Shimazono explains: “In building a modern state after the collapse of the shogunate” — the collapse, indeed, of the only world the isolated and dangerously out-of-touch early Meiji Japanese knew — “the political leadership needed a pillar around which to unify the nation. The pillar they erected was that of reverence for the Emperor” — the “sacred and inviolable” sovereign.
The postwar Constitution was intended in part as a hedge against any such idea ever again rearing its head in Japan to lead the nation into the amoral militarism whose wounds fester to this day.
“The Emperor shall be the symbol of the State and of the unity of the People,” declared Article 1, “deriving his position from the will of the people with whom resides sovereign power.” No more imperial divinity. Japan was no longer “the land of the gods.”
It was a steep demotion and not everyone was reconciled to it. Conservatives bided their time. Economic drift, coupled with increasing international hammering at Japan’s war guilt, played into their hands. Japan, they said, emasculated by a “foreign” constitution, had lost its soul. Has the time come to regain it? Is that what’s going on under cover of “the economy coming first”?

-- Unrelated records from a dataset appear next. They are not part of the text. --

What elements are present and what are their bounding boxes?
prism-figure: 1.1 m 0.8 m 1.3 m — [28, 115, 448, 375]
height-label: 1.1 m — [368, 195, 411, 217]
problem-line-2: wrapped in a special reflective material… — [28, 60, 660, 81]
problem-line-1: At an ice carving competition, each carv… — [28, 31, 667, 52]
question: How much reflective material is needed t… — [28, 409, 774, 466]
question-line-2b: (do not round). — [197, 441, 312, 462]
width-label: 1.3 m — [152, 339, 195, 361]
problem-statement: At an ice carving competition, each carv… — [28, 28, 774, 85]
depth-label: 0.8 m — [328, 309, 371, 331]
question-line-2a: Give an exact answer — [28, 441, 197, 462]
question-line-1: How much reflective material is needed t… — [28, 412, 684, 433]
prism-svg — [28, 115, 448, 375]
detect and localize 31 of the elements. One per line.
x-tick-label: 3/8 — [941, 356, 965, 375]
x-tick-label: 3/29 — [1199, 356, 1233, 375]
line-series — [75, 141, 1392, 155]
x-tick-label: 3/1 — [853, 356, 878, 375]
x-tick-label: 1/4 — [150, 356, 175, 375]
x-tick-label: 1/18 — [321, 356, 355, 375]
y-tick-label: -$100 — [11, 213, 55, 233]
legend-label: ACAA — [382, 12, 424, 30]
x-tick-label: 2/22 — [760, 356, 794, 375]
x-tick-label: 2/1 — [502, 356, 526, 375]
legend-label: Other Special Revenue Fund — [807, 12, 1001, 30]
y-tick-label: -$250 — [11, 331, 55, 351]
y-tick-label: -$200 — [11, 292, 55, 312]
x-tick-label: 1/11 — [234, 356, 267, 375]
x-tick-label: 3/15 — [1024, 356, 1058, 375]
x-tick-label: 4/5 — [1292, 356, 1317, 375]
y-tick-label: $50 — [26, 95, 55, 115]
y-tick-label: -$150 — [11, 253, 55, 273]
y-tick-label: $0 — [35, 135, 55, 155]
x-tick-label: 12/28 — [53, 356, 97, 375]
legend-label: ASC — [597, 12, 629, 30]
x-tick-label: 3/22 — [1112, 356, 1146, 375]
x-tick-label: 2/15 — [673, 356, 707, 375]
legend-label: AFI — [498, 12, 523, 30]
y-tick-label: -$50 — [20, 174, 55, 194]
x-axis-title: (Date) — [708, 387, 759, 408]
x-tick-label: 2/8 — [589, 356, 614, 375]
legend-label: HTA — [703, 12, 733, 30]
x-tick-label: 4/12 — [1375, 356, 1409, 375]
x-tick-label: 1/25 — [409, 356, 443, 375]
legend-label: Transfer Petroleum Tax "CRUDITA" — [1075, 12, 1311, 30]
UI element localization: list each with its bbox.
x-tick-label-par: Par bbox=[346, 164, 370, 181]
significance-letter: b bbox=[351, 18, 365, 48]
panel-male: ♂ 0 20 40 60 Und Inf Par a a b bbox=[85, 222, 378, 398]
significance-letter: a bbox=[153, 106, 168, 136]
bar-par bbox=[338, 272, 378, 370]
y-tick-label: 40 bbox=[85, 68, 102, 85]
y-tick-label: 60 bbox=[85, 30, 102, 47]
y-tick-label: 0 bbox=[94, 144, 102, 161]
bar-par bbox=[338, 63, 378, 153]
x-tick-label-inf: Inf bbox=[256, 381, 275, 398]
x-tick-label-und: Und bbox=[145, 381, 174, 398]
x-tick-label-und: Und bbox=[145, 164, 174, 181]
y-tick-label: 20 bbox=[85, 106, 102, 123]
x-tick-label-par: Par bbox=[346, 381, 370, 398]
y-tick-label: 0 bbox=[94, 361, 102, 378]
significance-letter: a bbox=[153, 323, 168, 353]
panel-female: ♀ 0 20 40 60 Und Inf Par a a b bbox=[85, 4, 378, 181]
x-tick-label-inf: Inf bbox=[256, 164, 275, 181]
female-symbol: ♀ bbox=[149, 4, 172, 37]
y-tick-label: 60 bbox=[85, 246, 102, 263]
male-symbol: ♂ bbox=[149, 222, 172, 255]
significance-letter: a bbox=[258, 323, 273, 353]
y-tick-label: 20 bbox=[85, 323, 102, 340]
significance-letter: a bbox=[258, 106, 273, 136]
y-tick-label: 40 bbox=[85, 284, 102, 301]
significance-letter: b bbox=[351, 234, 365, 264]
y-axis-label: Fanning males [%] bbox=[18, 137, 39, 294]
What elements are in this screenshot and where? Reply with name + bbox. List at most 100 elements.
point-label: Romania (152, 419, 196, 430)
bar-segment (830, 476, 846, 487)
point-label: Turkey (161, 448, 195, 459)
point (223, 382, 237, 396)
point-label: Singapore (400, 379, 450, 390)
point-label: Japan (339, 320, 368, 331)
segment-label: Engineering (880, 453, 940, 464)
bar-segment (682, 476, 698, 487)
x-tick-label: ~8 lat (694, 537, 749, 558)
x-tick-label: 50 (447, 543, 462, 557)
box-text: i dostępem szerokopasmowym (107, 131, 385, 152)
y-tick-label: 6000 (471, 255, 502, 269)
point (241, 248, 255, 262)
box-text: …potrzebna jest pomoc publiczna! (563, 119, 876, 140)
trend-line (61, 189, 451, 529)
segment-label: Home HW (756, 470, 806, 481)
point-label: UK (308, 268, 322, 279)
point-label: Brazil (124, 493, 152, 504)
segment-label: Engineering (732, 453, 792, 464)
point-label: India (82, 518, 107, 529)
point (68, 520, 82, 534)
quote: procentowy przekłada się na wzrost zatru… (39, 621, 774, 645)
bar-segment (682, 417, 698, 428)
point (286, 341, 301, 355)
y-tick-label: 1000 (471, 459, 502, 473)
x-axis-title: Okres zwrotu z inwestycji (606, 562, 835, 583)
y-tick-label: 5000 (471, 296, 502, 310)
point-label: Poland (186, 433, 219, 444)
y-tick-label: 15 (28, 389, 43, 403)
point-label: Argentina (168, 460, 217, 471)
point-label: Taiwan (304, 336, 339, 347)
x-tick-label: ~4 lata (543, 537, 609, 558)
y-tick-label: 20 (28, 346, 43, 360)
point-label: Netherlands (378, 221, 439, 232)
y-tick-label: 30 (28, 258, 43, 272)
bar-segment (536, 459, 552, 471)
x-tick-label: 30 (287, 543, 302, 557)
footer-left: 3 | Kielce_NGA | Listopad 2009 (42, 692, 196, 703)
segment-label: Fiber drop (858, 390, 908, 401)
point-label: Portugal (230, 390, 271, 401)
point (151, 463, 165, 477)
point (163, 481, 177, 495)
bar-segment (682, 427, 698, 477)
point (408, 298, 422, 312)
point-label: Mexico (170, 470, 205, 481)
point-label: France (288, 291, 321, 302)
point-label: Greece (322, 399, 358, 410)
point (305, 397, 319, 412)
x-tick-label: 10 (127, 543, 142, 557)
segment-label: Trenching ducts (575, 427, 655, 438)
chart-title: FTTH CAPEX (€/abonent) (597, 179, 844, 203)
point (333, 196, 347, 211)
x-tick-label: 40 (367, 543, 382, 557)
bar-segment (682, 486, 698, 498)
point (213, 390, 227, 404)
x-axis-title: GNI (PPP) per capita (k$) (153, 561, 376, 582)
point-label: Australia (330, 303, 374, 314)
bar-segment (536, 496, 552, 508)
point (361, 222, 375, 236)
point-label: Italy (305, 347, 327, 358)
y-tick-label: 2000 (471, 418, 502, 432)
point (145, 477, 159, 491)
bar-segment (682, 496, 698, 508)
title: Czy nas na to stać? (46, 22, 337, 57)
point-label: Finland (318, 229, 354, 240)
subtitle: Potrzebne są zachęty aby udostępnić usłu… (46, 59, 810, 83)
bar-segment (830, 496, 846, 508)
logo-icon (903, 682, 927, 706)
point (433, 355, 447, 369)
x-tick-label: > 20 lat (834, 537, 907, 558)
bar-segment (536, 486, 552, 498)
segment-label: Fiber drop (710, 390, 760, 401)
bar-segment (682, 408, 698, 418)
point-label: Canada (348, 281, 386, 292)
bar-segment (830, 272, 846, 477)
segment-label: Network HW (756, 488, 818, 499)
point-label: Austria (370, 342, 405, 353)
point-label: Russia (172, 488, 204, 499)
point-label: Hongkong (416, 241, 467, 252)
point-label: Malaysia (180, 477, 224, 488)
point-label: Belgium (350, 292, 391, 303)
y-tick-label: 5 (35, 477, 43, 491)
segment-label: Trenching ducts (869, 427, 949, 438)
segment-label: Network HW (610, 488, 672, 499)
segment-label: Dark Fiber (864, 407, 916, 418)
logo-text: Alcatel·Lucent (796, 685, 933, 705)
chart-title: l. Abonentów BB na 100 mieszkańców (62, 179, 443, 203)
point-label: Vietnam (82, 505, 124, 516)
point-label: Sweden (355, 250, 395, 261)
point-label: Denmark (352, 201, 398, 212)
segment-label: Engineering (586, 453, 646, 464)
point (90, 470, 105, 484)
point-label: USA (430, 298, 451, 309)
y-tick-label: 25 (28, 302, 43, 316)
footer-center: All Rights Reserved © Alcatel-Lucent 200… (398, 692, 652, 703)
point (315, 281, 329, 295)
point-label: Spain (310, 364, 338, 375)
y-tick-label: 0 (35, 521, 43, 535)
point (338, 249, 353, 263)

Shimazono expresses alarm at Abe’s brisk reversal of Japan’s postwar pacifism. His argument is not military but constitutional. New, hastily passed legislation permitting “collective self-defense” required a reinterpretation of war-renouncing Article 9 that many experts declare untenable. If Article 9 is vulnerable, Shimazono asks, might not Article 20, guaranteeing religious freedom and barring the state from “any religious activity,” be equally so?
This column last week discussed a package of articles in the March issue of Sapio magazine that snapped what seems a rose-tinted photograph of Japan as the best of countries, if it could only regain the lost confidence to see itself that way. One contributor called Japan “the world’s No. 1 paradise.” Another invoked the Meiji modernization as an inspiration to turn to. Meiji was indeed a confident era, and there have been few more so. It was, among other things, the era that made modern Japan a “land of the gods.” It’s more ominous than it sounds.